Jed è impaurita e sconvolta, Roper si allontana per vedere il maledetto generatore ma ecco che, invisibile e lesto, il nostro Jonathan Pine spunta dall’oscurità della notte e, cercando di mimetizzarsi, scivola dentro la tenda di Jed. Anche qui, di nuovo, la nostra volpe furba più di una volpe furba proprio un ninja non è, ma tanto quella polla non si accorge della presenza della fascinosa spia fin quando lui non la chiama.
“Oh cielo,” esclama lei svenevole.
Jonathan Pine, quel figo, le fa segno di tacere, ma la stanga esplode.
“Portami via, Jonathan” soffia, immaginandosi già sulla prua di una nave con il fascinoso che la stringe vestito da pirata.
“Ma anche no. Adesso poi, ho pure da fare,” sussurra lo stupendamente bello.

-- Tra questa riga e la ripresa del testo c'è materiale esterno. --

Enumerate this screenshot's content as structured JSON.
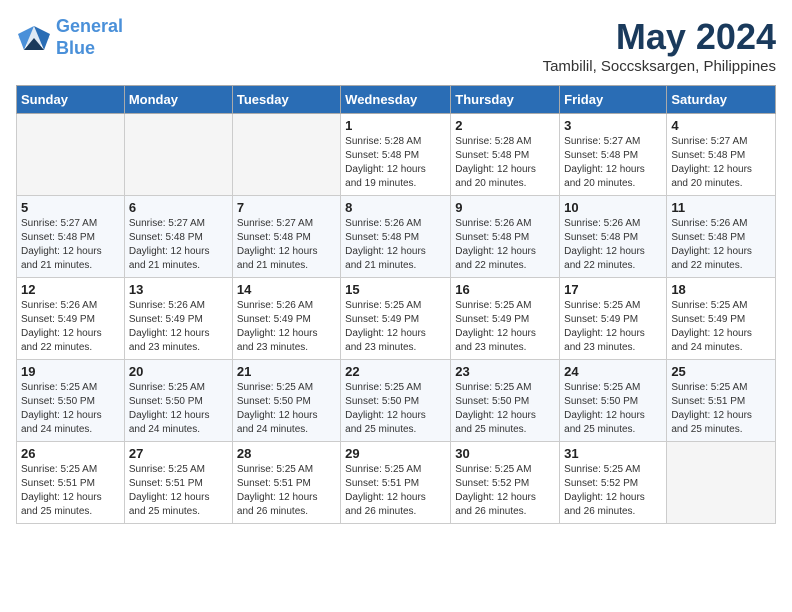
{
  "header": {
    "logo_line1": "General",
    "logo_line2": "Blue",
    "month_title": "May 2024",
    "location": "Tambilil, Soccsksargen, Philippines"
  },
  "weekdays": [
    "Sunday",
    "Monday",
    "Tuesday",
    "Wednesday",
    "Thursday",
    "Friday",
    "Saturday"
  ],
  "weeks": [
    [
      {
        "num": "",
        "info": ""
      },
      {
        "num": "",
        "info": ""
      },
      {
        "num": "",
        "info": ""
      },
      {
        "num": "1",
        "info": "Sunrise: 5:28 AM\nSunset: 5:48 PM\nDaylight: 12 hours\nand 19 minutes."
      },
      {
        "num": "2",
        "info": "Sunrise: 5:28 AM\nSunset: 5:48 PM\nDaylight: 12 hours\nand 20 minutes."
      },
      {
        "num": "3",
        "info": "Sunrise: 5:27 AM\nSunset: 5:48 PM\nDaylight: 12 hours\nand 20 minutes."
      },
      {
        "num": "4",
        "info": "Sunrise: 5:27 AM\nSunset: 5:48 PM\nDaylight: 12 hours\nand 20 minutes."
      }
    ],
    [
      {
        "num": "5",
        "info": "Sunrise: 5:27 AM\nSunset: 5:48 PM\nDaylight: 12 hours\nand 21 minutes."
      },
      {
        "num": "6",
        "info": "Sunrise: 5:27 AM\nSunset: 5:48 PM\nDaylight: 12 hours\nand 21 minutes."
      },
      {
        "num": "7",
        "info": "Sunrise: 5:27 AM\nSunset: 5:48 PM\nDaylight: 12 hours\nand 21 minutes."
      },
      {
        "num": "8",
        "info": "Sunrise: 5:26 AM\nSunset: 5:48 PM\nDaylight: 12 hours\nand 21 minutes."
      },
      {
        "num": "9",
        "info": "Sunrise: 5:26 AM\nSunset: 5:48 PM\nDaylight: 12 hours\nand 22 minutes."
      },
      {
        "num": "10",
        "info": "Sunrise: 5:26 AM\nSunset: 5:48 PM\nDaylight: 12 hours\nand 22 minutes."
      },
      {
        "num": "11",
        "info": "Sunrise: 5:26 AM\nSunset: 5:48 PM\nDaylight: 12 hours\nand 22 minutes."
      }
    ],
    [
      {
        "num": "12",
        "info": "Sunrise: 5:26 AM\nSunset: 5:49 PM\nDaylight: 12 hours\nand 22 minutes."
      },
      {
        "num": "13",
        "info": "Sunrise: 5:26 AM\nSunset: 5:49 PM\nDaylight: 12 hours\nand 23 minutes."
      },
      {
        "num": "14",
        "info": "Sunrise: 5:26 AM\nSunset: 5:49 PM\nDaylight: 12 hours\nand 23 minutes."
      },
      {
        "num": "15",
        "info": "Sunrise: 5:25 AM\nSunset: 5:49 PM\nDaylight: 12 hours\nand 23 minutes."
      },
      {
        "num": "16",
        "info": "Sunrise: 5:25 AM\nSunset: 5:49 PM\nDaylight: 12 hours\nand 23 minutes."
      },
      {
        "num": "17",
        "info": "Sunrise: 5:25 AM\nSunset: 5:49 PM\nDaylight: 12 hours\nand 23 minutes."
      },
      {
        "num": "18",
        "info": "Sunrise: 5:25 AM\nSunset: 5:49 PM\nDaylight: 12 hours\nand 24 minutes."
      }
    ],
    [
      {
        "num": "19",
        "info": "Sunrise: 5:25 AM\nSunset: 5:50 PM\nDaylight: 12 hours\nand 24 minutes."
      },
      {
        "num": "20",
        "info": "Sunrise: 5:25 AM\nSunset: 5:50 PM\nDaylight: 12 hours\nand 24 minutes."
      },
      {
        "num": "21",
        "info": "Sunrise: 5:25 AM\nSunset: 5:50 PM\nDaylight: 12 hours\nand 24 minutes."
      },
      {
        "num": "22",
        "info": "Sunrise: 5:25 AM\nSunset: 5:50 PM\nDaylight: 12 hours\nand 25 minutes."
      },
      {
        "num": "23",
        "info": "Sunrise: 5:25 AM\nSunset: 5:50 PM\nDaylight: 12 hours\nand 25 minutes."
      },
      {
        "num": "24",
        "info": "Sunrise: 5:25 AM\nSunset: 5:50 PM\nDaylight: 12 hours\nand 25 minutes."
      },
      {
        "num": "25",
        "info": "Sunrise: 5:25 AM\nSunset: 5:51 PM\nDaylight: 12 hours\nand 25 minutes."
      }
    ],
    [
      {
        "num": "26",
        "info": "Sunrise: 5:25 AM\nSunset: 5:51 PM\nDaylight: 12 hours\nand 25 minutes."
      },
      {
        "num": "27",
        "info": "Sunrise: 5:25 AM\nSunset: 5:51 PM\nDaylight: 12 hours\nand 25 minutes."
      },
      {
        "num": "28",
        "info": "Sunrise: 5:25 AM\nSunset: 5:51 PM\nDaylight: 12 hours\nand 26 minutes."
      },
      {
        "num": "29",
        "info": "Sunrise: 5:25 AM\nSunset: 5:51 PM\nDaylight: 12 hours\nand 26 minutes."
      },
      {
        "num": "30",
        "info": "Sunrise: 5:25 AM\nSunset: 5:52 PM\nDaylight: 12 hours\nand 26 minutes."
      },
      {
        "num": "31",
        "info": "Sunrise: 5:25 AM\nSunset: 5:52 PM\nDaylight: 12 hours\nand 26 minutes."
      },
      {
        "num": "",
        "info": ""
      }
    ]
  ]
}
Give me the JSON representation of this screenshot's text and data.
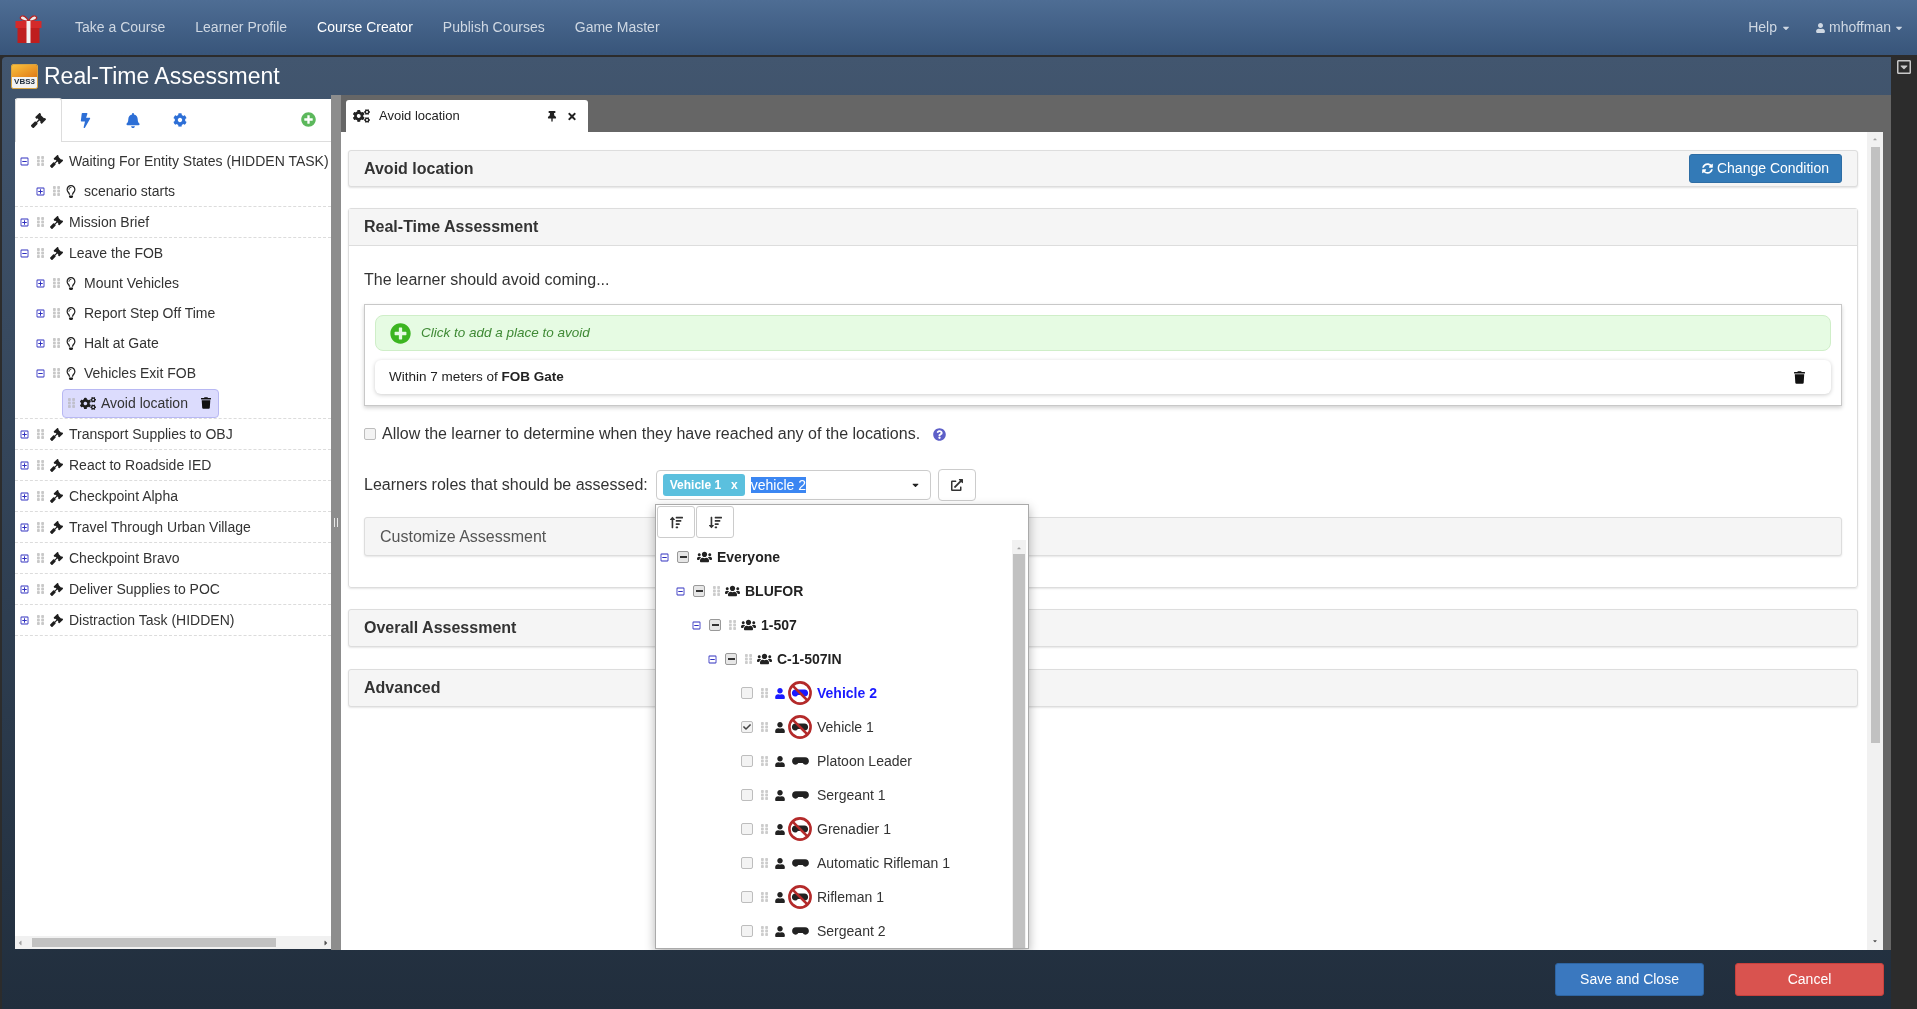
{
  "navbar": {
    "links": [
      {
        "label": "Take a Course",
        "selected": false
      },
      {
        "label": "Learner Profile",
        "selected": false
      },
      {
        "label": "Course Creator",
        "selected": true
      },
      {
        "label": "Publish Courses",
        "selected": false
      },
      {
        "label": "Game Master",
        "selected": false
      }
    ],
    "help": "Help",
    "user": "mhoffman"
  },
  "modal": {
    "logo_text": "VBS3",
    "title": "Real-Time Assessment"
  },
  "sidebar": {
    "tabs": [
      {
        "selected": true
      },
      {
        "selected": false
      },
      {
        "selected": false
      },
      {
        "selected": false
      }
    ],
    "tree": [
      {
        "kind": "task",
        "label": "Waiting For Entity States (HIDDEN TASK)",
        "expanded": true,
        "selected": false,
        "children": [
          {
            "kind": "step",
            "label": "scenario starts",
            "expanded": false,
            "selected": false
          }
        ]
      },
      {
        "kind": "task",
        "label": "Mission Brief",
        "expanded": false,
        "selected": false
      },
      {
        "kind": "task",
        "label": "Leave the FOB",
        "expanded": true,
        "selected": false,
        "children": [
          {
            "kind": "step",
            "label": "Mount Vehicles",
            "expanded": false,
            "selected": false
          },
          {
            "kind": "step",
            "label": "Report Step Off Time",
            "expanded": false,
            "selected": false
          },
          {
            "kind": "step",
            "label": "Halt at Gate",
            "expanded": false,
            "selected": false
          },
          {
            "kind": "step",
            "label": "Vehicles Exit FOB",
            "expanded": true,
            "selected": false,
            "children": [
              {
                "kind": "condition",
                "label": "Avoid location",
                "selected": true
              }
            ]
          }
        ]
      },
      {
        "kind": "task",
        "label": "Transport Supplies to OBJ",
        "expanded": false,
        "selected": false
      },
      {
        "kind": "task",
        "label": "React to Roadside IED",
        "expanded": false,
        "selected": false
      },
      {
        "kind": "task",
        "label": "Checkpoint Alpha",
        "expanded": false,
        "selected": false
      },
      {
        "kind": "task",
        "label": "Travel Through Urban Village",
        "expanded": false,
        "selected": false
      },
      {
        "kind": "task",
        "label": "Checkpoint Bravo",
        "expanded": false,
        "selected": false
      },
      {
        "kind": "task",
        "label": "Deliver Supplies to POC",
        "expanded": false,
        "selected": false
      },
      {
        "kind": "task",
        "label": "Distraction Task (HIDDEN)",
        "expanded": false,
        "selected": false
      }
    ]
  },
  "editor": {
    "tabs": [
      {
        "label": "Avoid location",
        "selected": true
      }
    ],
    "condition": {
      "title": "Avoid location",
      "button": "Change Condition"
    },
    "assessment": {
      "title": "Real-Time Assessment",
      "intro": "The learner should avoid coming...",
      "add_place": "Click to add a place to avoid",
      "locations": [
        {
          "text": "Within 7 meters of **FOB Gate**"
        }
      ],
      "allow_checkbox": {
        "label": "Allow the learner to determine when they have reached any of the locations.",
        "checked": false
      },
      "roles": {
        "label": "Learners roles that should be assessed:",
        "tags": [
          {
            "label": "Vehicle 1",
            "remove": "x"
          }
        ],
        "search": {
          "value": "vehicle 2",
          "text_selected": true
        }
      },
      "customize": {
        "title": "Customize Assessment"
      }
    },
    "sections": [
      {
        "title": "Overall Assessment"
      },
      {
        "title": "Advanced"
      }
    ]
  },
  "roles_dropdown": {
    "tree": [
      {
        "kind": "group",
        "label": "Everyone",
        "expanded": true,
        "partial": true,
        "children": [
          {
            "kind": "group",
            "label": "BLUFOR",
            "expanded": true,
            "partial": true,
            "children": [
              {
                "kind": "group",
                "label": "1-507",
                "expanded": true,
                "partial": true,
                "children": [
                  {
                    "kind": "group",
                    "label": "C-1-507IN",
                    "expanded": true,
                    "partial": true,
                    "children": [
                      {
                        "kind": "role",
                        "label": "Vehicle 2",
                        "checked": false,
                        "match": true,
                        "blocked": true
                      },
                      {
                        "kind": "role",
                        "label": "Vehicle 1",
                        "checked": true,
                        "match": false,
                        "blocked": true
                      },
                      {
                        "kind": "role",
                        "label": "Platoon Leader",
                        "checked": false,
                        "match": false,
                        "blocked": false
                      },
                      {
                        "kind": "role",
                        "label": "Sergeant 1",
                        "checked": false,
                        "match": false,
                        "blocked": false
                      },
                      {
                        "kind": "role",
                        "label": "Grenadier 1",
                        "checked": false,
                        "match": false,
                        "blocked": true
                      },
                      {
                        "kind": "role",
                        "label": "Automatic Rifleman 1",
                        "checked": false,
                        "match": false,
                        "blocked": false
                      },
                      {
                        "kind": "role",
                        "label": "Rifleman 1",
                        "checked": false,
                        "match": false,
                        "blocked": true
                      },
                      {
                        "kind": "role",
                        "label": "Sergeant 2",
                        "checked": false,
                        "match": false,
                        "blocked": false
                      }
                    ]
                  }
                ]
              }
            ]
          }
        ]
      }
    ]
  },
  "footer": {
    "buttons": [
      {
        "label": "Save and Close",
        "kind": "primary"
      },
      {
        "label": "Cancel",
        "kind": "danger"
      }
    ]
  }
}
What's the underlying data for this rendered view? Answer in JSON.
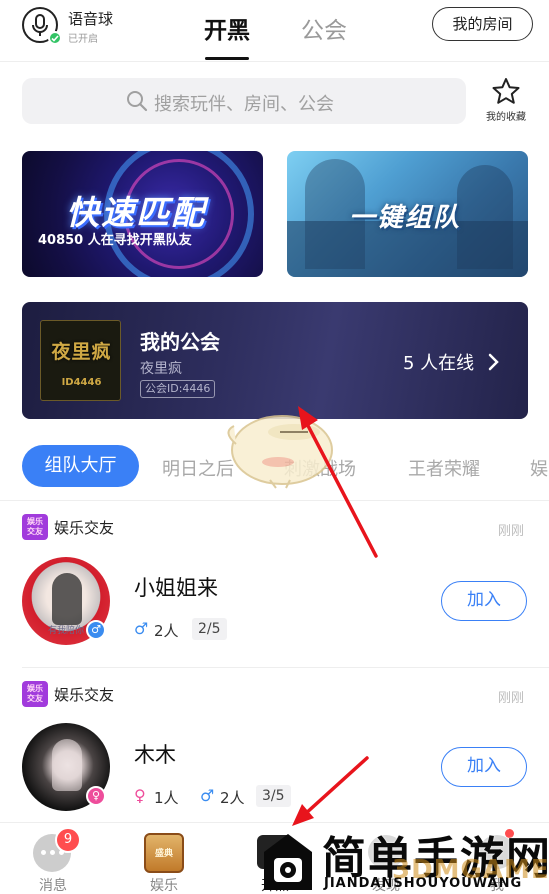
{
  "header": {
    "voice_ball": {
      "title": "语音球",
      "status": "已开启"
    },
    "tabs": [
      {
        "label": "开黑",
        "active": true
      },
      {
        "label": "公会",
        "active": false
      }
    ],
    "my_room_label": "我的房间"
  },
  "search": {
    "placeholder": "搜索玩伴、房间、公会",
    "favorites_label": "我的收藏"
  },
  "banners": {
    "quick_match": {
      "title": "快速匹配",
      "subtitle": "40850 人在寻找开黑队友"
    },
    "team_up": {
      "title": "一键组队"
    }
  },
  "guild": {
    "section_title": "我的公会",
    "name": "夜里疯",
    "id_text": "公会ID:4446",
    "online_text": "5 人在线",
    "avatar_title": "夜里疯",
    "avatar_id": "ID4446"
  },
  "categories": {
    "active": "组队大厅",
    "items": [
      "明日之后",
      "刺激战场",
      "王者荣耀",
      "娱"
    ]
  },
  "rooms": [
    {
      "tag_icon": "娱乐交友",
      "tag": "娱乐交友",
      "time": "刚刚",
      "name": "小姐姐来",
      "avatar_caption": "有我陪你",
      "avatar_gender": "male",
      "male_count": "2人",
      "seats": "2/5",
      "join_label": "加入"
    },
    {
      "tag_icon": "娱乐交友",
      "tag": "娱乐交友",
      "time": "刚刚",
      "name": "木木",
      "avatar_gender": "female",
      "female_count": "1人",
      "male_count": "2人",
      "seats": "3/5",
      "join_label": "加入"
    }
  ],
  "bottom_nav": [
    {
      "label": "消息",
      "badge": "9",
      "icon": "message-icon"
    },
    {
      "label": "娱乐",
      "icon": "entertainment-icon",
      "icon_text": "盛典"
    },
    {
      "label": "开黑",
      "icon": "play-icon",
      "active": true
    },
    {
      "label": "发现",
      "icon": "discover-icon"
    },
    {
      "label": "我",
      "icon": "profile-icon"
    }
  ],
  "watermark": {
    "title": "简单手游网",
    "subtitle": "JIANDANSHOUYOUWANG",
    "secondary": "3DMGAME"
  },
  "colors": {
    "accent": "#3a80f6",
    "male": "#3a8cf0",
    "female": "#ee4d9b",
    "badge_red": "#ff4d4f",
    "annotation_arrow": "#e8141c"
  }
}
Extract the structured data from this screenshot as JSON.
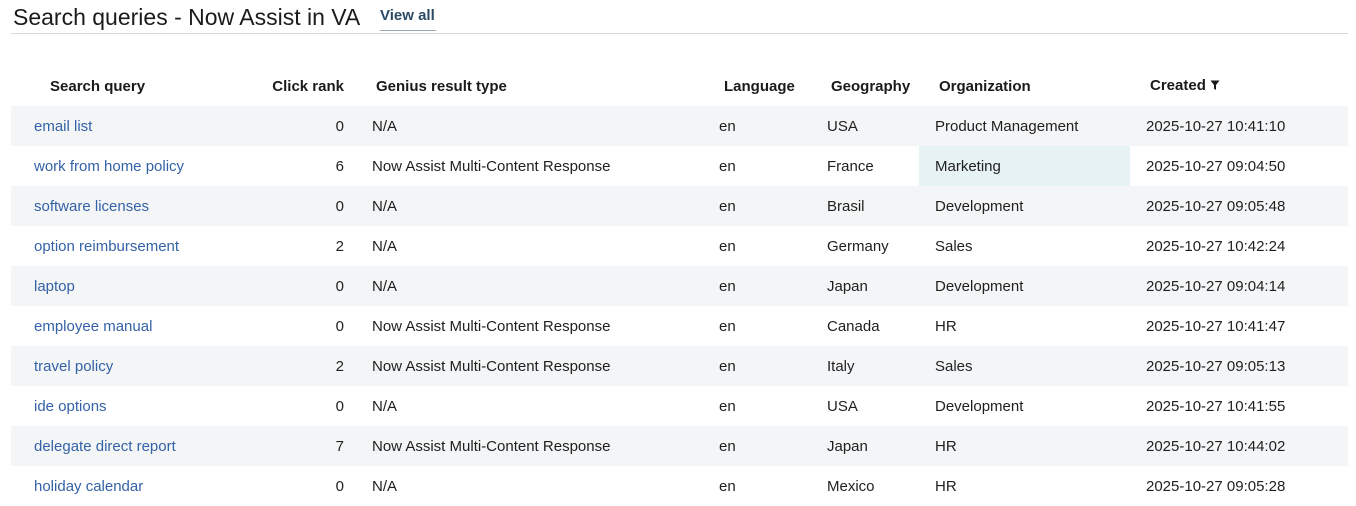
{
  "header": {
    "title": "Search queries - Now Assist in VA",
    "view_all": "View all"
  },
  "table": {
    "columns": [
      "Search query",
      "Click rank",
      "Genius result type",
      "Language",
      "Geography",
      "Organization",
      "Created"
    ],
    "sort_icon": "filter-icon",
    "rows": [
      {
        "query": "email list",
        "rank": "0",
        "genius": "N/A",
        "lang": "en",
        "geo": "USA",
        "org": "Product Management",
        "created": "2025-10-27 10:41:10"
      },
      {
        "query": "work from home policy",
        "rank": "6",
        "genius": "Now Assist Multi-Content Response",
        "lang": "en",
        "geo": "France",
        "org": "Marketing",
        "created": "2025-10-27 09:04:50"
      },
      {
        "query": "software licenses",
        "rank": "0",
        "genius": "N/A",
        "lang": "en",
        "geo": "Brasil",
        "org": "Development",
        "created": "2025-10-27 09:05:48"
      },
      {
        "query": "option reimbursement",
        "rank": "2",
        "genius": "N/A",
        "lang": "en",
        "geo": "Germany",
        "org": "Sales",
        "created": "2025-10-27 10:42:24"
      },
      {
        "query": "laptop",
        "rank": "0",
        "genius": "N/A",
        "lang": "en",
        "geo": "Japan",
        "org": "Development",
        "created": "2025-10-27 09:04:14"
      },
      {
        "query": "employee manual",
        "rank": "0",
        "genius": "Now Assist Multi-Content Response",
        "lang": "en",
        "geo": "Canada",
        "org": "HR",
        "created": "2025-10-27 10:41:47"
      },
      {
        "query": "travel policy",
        "rank": "2",
        "genius": "Now Assist Multi-Content Response",
        "lang": "en",
        "geo": "Italy",
        "org": "Sales",
        "created": "2025-10-27 09:05:13"
      },
      {
        "query": "ide options",
        "rank": "0",
        "genius": "N/A",
        "lang": "en",
        "geo": "USA",
        "org": "Development",
        "created": "2025-10-27 10:41:55"
      },
      {
        "query": "delegate direct report",
        "rank": "7",
        "genius": "Now Assist Multi-Content Response",
        "lang": "en",
        "geo": "Japan",
        "org": "HR",
        "created": "2025-10-27 10:44:02"
      },
      {
        "query": "holiday calendar",
        "rank": "0",
        "genius": "N/A",
        "lang": "en",
        "geo": "Mexico",
        "org": "HR",
        "created": "2025-10-27 09:05:28"
      }
    ]
  },
  "colors": {
    "link": "#3462a6",
    "view_all": "#2b4a66",
    "row_stripe": "#f4f5f6",
    "cell_highlight": "#e6f2f4"
  }
}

“Dimmi chi sei veramente,” mormora lei mentre sale la tensione sessuale tra i due. “Sei tu il mio principe azzurro? Sei tu la mia anima gemella? Un vampiro fascinoso? Il capitano di un reggimento? Sei tu un aviatore con un problema di alcolismo ma tanto, tanto figo? Sei tu un dio?”
“In effetti sì,” confessa Pine mentre un bagliore verde gli si insinua negli occhi un po’ grigi, un po’ azzurri, un po’ che ne so, e un sorriso perfido ma tanto, tanto fascinoso gli si disegna sul viso affilato.
“Eh?” fa Jed.
“Il dio degli inganni è una beffa prematurata, antani d’eccezione, l’hai letto il Tobin?” spiega Pine e, di fronte a Jed che non capisce, infine sospira e rotea gli occhi, stizzito. “Come dice Winston a Ray, se qualcuno ti domanda se sei un dio, gli devi rispondere sì.”
“Ah, certo,” replica Jed che non ha capito un sassofrasso di niente di tutta la questione.
Dato che la stanga ha fatto quasi saltare la copertura di Pine per ben tre volte (andando a casa sua nel bel mezzo della notte senza un motivo apparente, lanciandogli occhiate languide a cena e telefonandogli, sempre di notte, in albergo da casa di Roper), Jonathan fa un enorme sospiro e decide di giocarsela fino in fondo.
“Io in verità lavoro per i servizi segreti di Sua Maestà,” se la tira a bestia, “e sono qui per seguire i loschi traffici di Roper.”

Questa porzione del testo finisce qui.